Mix the lemon juice and sugar. Pour into that mixture the champagne and stout, both ice cold. Stir gently, serve in punch glasses dressed with fruit.

From "The Old Waldorf-Astoria Bar Book''


1 part brandy
1 part Plymouth gin
1 part French dry vermouth
1 strip of lemon peel
Club soda

Combine brandy, gin and vermouth into a coocktail tumbler with several ice cubes, stir gently, then top off with a splash of soda.


Juice of half a fresh lemon or lime
1 part raspberry syrup
1 part curacao
2 parts Jamaican rum

Put all ingredients in a cocktail shaker half-filled with ice. Shake, strain into a tumbler filled with fresh ice. Garnish with fruit if desired.


Whole peel of orange
Juice of one fresh orange
1 jigger whiskey
1 8-ounce bottle of ginger ale

Muddle the orangel peel in a tall glass, discard. Add remaining ingredients over ice and serve.

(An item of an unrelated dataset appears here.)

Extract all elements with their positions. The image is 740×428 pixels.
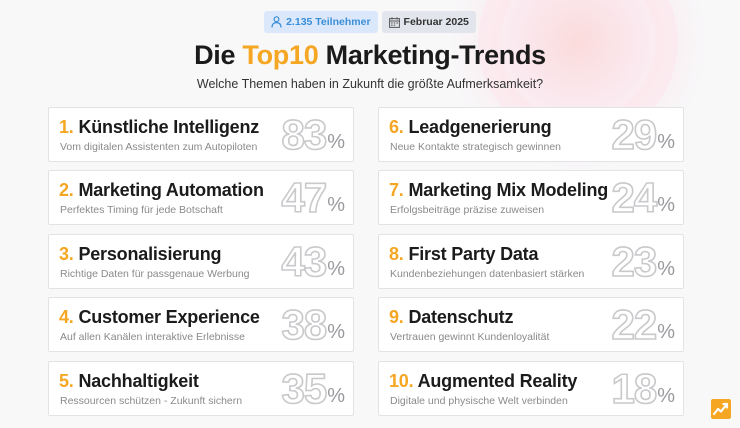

• From "The Savoy Cocktail Book''


1 dash fresh lemon juice
4 dashes grenadine syrup
1 part apricot brandy
1 part French dry vermouth
2 parts dry gin

Put all ingredients in a cocktail shaker with fresh ice. Shake vigorously, strain into a chilled cocktail glass rimmed with cocktail sugar.


1 dash orange bitters
1 teaspoon white dreme de menthe
1 part Italian sweet vermouth
1 part French dry vermouth
1 part English dry gin

Shake all ingredients well over ice, strain into cocktail glass with fresh ice.


1 dash Angostura bitters
1 dash fresh orange juice
1 dash pineapple juice
1 dash fresh lemon juice
1 glass dry gin
1/2 teaspoon powdered sugar

Shake all ingredients together in a cocktail shaker half-filled with ice. Strain into chilled cocktail glass and serve.